Zen Tangle
I recently decided I wanted to do cute lettering for my classroom library (I’m redoing my book buckets and making new labels). I’ve always just printed labels on the computer because I am… incompetent at anything cutesie by hand. But my teammate this year did everything hand labeled and it was so nice and colorful and cute in her room… and… I decided I could teach myself some cute lettering this summer and at least fake my way through some hand-labeled tags for next year.

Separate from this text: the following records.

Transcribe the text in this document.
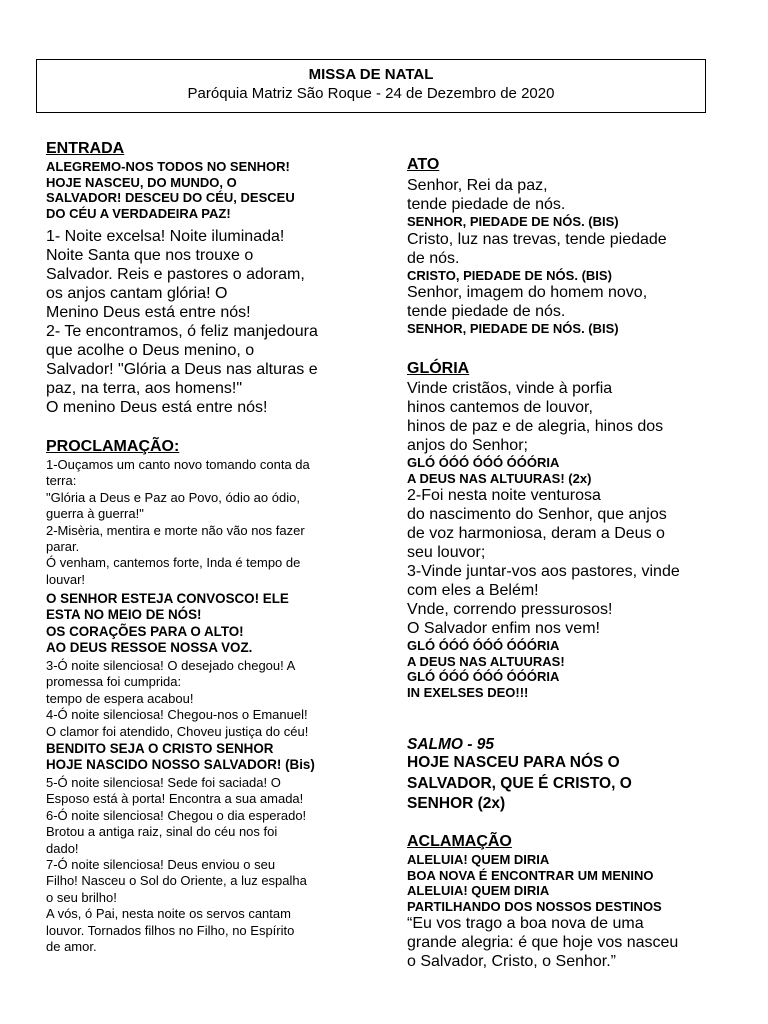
MISSA DE NATAL
Paróquia Matriz São Roque - 24 de Dezembro de 2020
ENTRADA
ALEGREMO-NOS TODOS NO SENHOR!
HOJE NASCEU, DO MUNDO, O
SALVADOR! DESCEU DO CÉU, DESCEU
DO CÉU A VERDADEIRA PAZ!
1- Noite excelsa! Noite iluminada!
Noite Santa que nos trouxe o
Salvador. Reis e pastores o adoram,
os anjos cantam glória! O
Menino Deus está entre nós!
2- Te encontramos, ó feliz manjedoura
que acolhe o Deus menino, o
Salvador! "Glória a Deus nas alturas e
paz, na terra, aos homens!"
O menino Deus está entre nós!
PROCLAMAÇÃO:
1-Ouçamos um canto novo tomando conta da
terra:
"Glória a Deus e Paz ao Povo, ódio ao ódio,
guerra à guerra!"
2-Misèria, mentira e morte não vão nos fazer
parar.
Ó venham, cantemos forte, Inda é tempo de
louvar!
O SENHOR ESTEJA CONVOSCO! ELE
ESTA NO MEIO DE NÓS!
OS CORAÇÕES PARA O ALTO!
AO DEUS RESSOE NOSSA VOZ.
3-Ó noite silenciosa! O desejado chegou! A
promessa foi cumprida:
tempo de espera acabou!
4-Ó noite silenciosa! Chegou-nos o Emanuel!
O clamor foi atendido, Choveu justiça do céu!
BENDITO SEJA O CRISTO SENHOR
HOJE NASCIDO NOSSO SALVADOR! (Bis)
5-Ó noite silenciosa! Sede foi saciada! O
Esposo está à porta! Encontra a sua amada!
6-Ó noite silenciosa! Chegou o dia esperado!
Brotou a antiga raiz, sinal do céu nos foi
dado!
7-Ó noite silenciosa! Deus enviou o seu
Filho! Nasceu o Sol do Oriente, a luz espalha
o seu brilho!
A vós, ó Pai, nesta noite os servos cantam
louvor. Tornados filhos no Filho, no Espírito
de amor.
ATO
Senhor, Rei da paz,
tende piedade de nós.
SENHOR, PIEDADE DE NÓS. (BIS)
Cristo, luz nas trevas, tende piedade
de nós.
CRISTO, PIEDADE DE NÓS. (BIS)
Senhor, imagem do homem novo,
tende piedade de nós.
SENHOR, PIEDADE DE NÓS. (BIS)
GLÓRIA
Vinde cristãos, vinde à porfia
hinos cantemos de louvor,
hinos de paz e de alegria, hinos dos
anjos do Senhor;
GLÓ ÓÓÓ ÓÓÓ ÓÓÓRIA
A DEUS NAS ALTUURAS! (2x)
2-Foi nesta noite venturosa
do nascimento do Senhor, que anjos
de voz harmoniosa, deram a Deus o
seu louvor;
3-Vinde juntar-vos aos pastores, vinde
com eles a Belém!
Vnde, correndo pressurosos!
O Salvador enfim nos vem!
GLÓ ÓÓÓ ÓÓÓ ÓÓÓRIA
A DEUS NAS ALTUURAS!
GLÓ ÓÓÓ ÓÓÓ ÓÓÓRIA
IN EXELSES DEO!!!
SALMO - 95
HOJE NASCEU PARA NÓS O
SALVADOR, QUE É CRISTO, O
SENHOR (2x)
ACLAMAÇÃO
ALELUIA! QUEM DIRIA
BOA NOVA É ENCONTRAR UM MENINO
ALELUIA! QUEM DIRIA
PARTILHANDO DOS NOSSOS DESTINOS
“Eu vos trago a boa nova de uma
grande alegria: é que hoje vos nasceu
o Salvador, Cristo, o Senhor.”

Then, in exploring how to make cute lettering, I discovered (or learned about, I’d heard of it before) zen tangling. It’s basically putting a random collection of patterns together…
This is a zen tangle:
It’s supposed to be meditative because it requires focused concentration, but it is not proscribed… you can do any pattern, and change it any time. And supposedly, it’s supposed to be impossible to do wrong, because… there is no goal… it’s just… doodling. If you make a mistake, just turn it into a new pattern…
I figured it would be good for my perfectionism to do something I couldn’t do wrong.
It might be.
If I could stop being perfectionistic long enough to do it.
I watched a few youtube videos. I put a shit ton of patterns on Pinterest. Then I sat down to try it.
I suck at it.
I don’t know what kind of patterns to make.
Sir was watching me try this tonight and he said, “You don’t have to know, you just doodle…”
I said, “I don’t know how to doodle!”
“Just make some shapes and lines…”
“What kind of shapes and lines?”
“Any kind!”
“But, I don’t know what kind that is!”
Sigh…
So, there was no zen tangling tonight.
I did not find it relaxing.
And my perfectionism, for anyone keeping track, remains firmly intact.
And seriously, I don’t doodle. Not during staff meetings, not when I’m on the phone… I write notes… I might underline or box an important concept… That’s as creative as I get.
Apparenly Sir has never heard of someone who can’t doodle.
I live to provide him with new and novel experiences.